The appointment of the three members of the People's Alliance for Democracy (PAD) is a new blow to supporters of ousted former premier Thaksin Shinawatra, whose allies were driven from government partly as a result of the siege.

Suthep Thaugsuban, deputy prime minister and Democrat party secretary general, said the three advisers were "not core leaders but merely joined the PAD to carry out their political movement."

Local press reported that the PAD leaders would be endorsed in a Cabinet meeting on Tuesday.

Samran Rodpetch was expected to be named as secretary to the Science and Technology minister, while Prapanth Koonmee and Phichet Pattanachot would be advisers to the deputy commerce minister and public health minister.

The royalist PAD occupied the airports at the peak of their protest movement against the previous, pro-Thaksin government, stranding hundreds of thousands of foreign travellers and costing the economy billions of dollars.

They abandoned the siege after the Constitutional Court disbanded the former ruling People Power Party on December 2. Democrat Party leader Abhisit Vejjajiva won a parliamentary vote to become prime minister on December 15.
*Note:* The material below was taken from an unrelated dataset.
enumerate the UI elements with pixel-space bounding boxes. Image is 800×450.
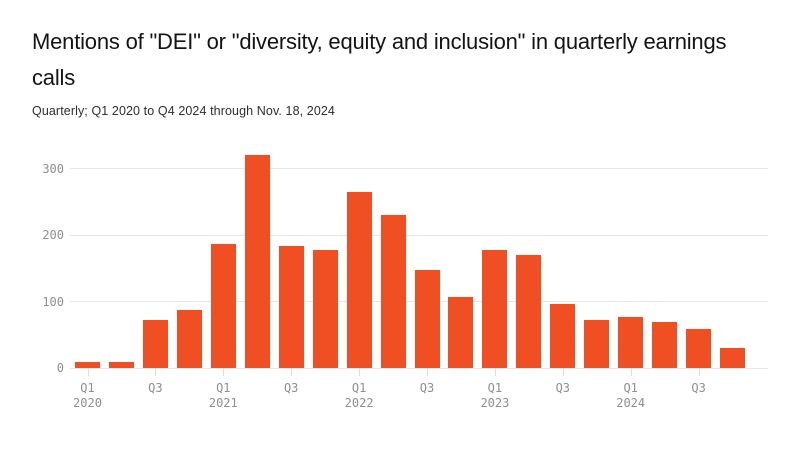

Thaksin supporters, known as "red shirts" because of their favoured attire, have since held several noisy protests focusing on the role of new foreign minister Kasit Priromya, who regularly delivered speeches at PAD rallies.

Suthep however dismissed threats from Thaksin loyalists to disrupt next month's Association of Southeast Asian Nations summit in Thailand if Kasit is not removed from the government.

"The red-shirt people allege that Kasit is a terrorist, but Kasit is a diplomat who can benefit our national interests," Suthep said.